The form this cooperation will take is very vague. It might be a way to deliver conventional health care to workers. Then it would be copying Kaiser Health Plan, which started as the company doctor and hospital system created to deliver care for workers at Kaiser Aluminum and Steel in 1944 or so. That morphed into the Kaiser Permanente Plan that now covers a large minority of people on the west coast and a few elsewhere in the country. I admire the plan but its big problem has been an inability to replicate itself with the right kind of doctor culture elsewhere in the country—so at this point I would not be too worried about competition from the Amazon Group Health Plan as another insurer as long as I operated in places lucky enough not to get the big new Amazon facility.

It might instead go outside the boundaries of traditional care to do wellness, yoga, exercise, diet control, perhaps using electronic apps—though these 3 companies are not too big in that space but it is one where if someone can come up with something that really works without making workers mad about being forced to get off the couch it could succeed. I am sure it will not cut costs but it may slow the growth of spending—and that will mostly benefit workers by making them healthier and giving them larger raises.

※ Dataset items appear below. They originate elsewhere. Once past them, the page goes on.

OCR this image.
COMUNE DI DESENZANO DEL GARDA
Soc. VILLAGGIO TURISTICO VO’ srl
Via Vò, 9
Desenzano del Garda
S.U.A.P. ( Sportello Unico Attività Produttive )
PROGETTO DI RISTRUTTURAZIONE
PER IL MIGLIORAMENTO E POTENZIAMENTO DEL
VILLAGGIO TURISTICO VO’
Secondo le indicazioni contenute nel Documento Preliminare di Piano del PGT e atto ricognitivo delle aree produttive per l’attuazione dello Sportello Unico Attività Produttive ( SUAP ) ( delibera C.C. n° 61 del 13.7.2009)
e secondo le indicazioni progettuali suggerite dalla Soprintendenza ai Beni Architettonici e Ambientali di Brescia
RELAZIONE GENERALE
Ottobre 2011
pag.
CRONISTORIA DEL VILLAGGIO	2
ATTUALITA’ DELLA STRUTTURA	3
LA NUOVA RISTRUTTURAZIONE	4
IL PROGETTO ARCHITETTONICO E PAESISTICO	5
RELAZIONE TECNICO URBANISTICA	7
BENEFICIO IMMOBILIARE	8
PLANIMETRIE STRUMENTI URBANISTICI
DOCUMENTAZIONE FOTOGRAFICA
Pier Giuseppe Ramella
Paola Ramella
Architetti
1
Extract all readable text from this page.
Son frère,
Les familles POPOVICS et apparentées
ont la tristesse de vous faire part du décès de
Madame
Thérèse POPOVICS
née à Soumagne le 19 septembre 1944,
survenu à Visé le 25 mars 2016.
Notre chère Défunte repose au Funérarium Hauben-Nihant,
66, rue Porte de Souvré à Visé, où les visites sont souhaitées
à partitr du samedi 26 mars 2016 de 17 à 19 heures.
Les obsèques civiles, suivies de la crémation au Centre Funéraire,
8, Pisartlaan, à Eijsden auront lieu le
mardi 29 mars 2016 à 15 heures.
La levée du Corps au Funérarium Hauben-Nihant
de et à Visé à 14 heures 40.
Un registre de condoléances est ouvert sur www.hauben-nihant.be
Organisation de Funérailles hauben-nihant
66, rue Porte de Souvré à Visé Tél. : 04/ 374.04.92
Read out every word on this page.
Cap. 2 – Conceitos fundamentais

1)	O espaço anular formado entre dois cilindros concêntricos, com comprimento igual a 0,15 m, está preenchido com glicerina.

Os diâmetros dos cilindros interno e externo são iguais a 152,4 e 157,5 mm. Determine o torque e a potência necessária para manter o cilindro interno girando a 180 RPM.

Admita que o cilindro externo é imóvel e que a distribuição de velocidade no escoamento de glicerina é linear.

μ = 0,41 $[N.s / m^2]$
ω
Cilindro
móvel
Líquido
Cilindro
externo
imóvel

Economists like me think health care spending growth does not harm international competitiveness or firm profits; if there is inefficiency that can be reduced, doing so would benefit workers. Still, if Berkshire Hathaways’ GEICO company could come up with a plan with a celebrity spokesreptile who could promise to save you 15 percent of your health insurance, that would be great. What the secret ingredient these entities can contribute to doing that is far from clear, but who knows?

R. Scott Latimer
Vice president, Financial Planning and Strategic Transactions at Einstein Health

This is a significant move by three leaders in their respective sectors who have come to the conclusion that they need to change the status quo in healthcare for their employees and businesses. They recognize that healthcare is complex but it appears that they are willing to make the significant investment required to begin the process of making a difference. This will require a long-term commitment to bend the cost curve.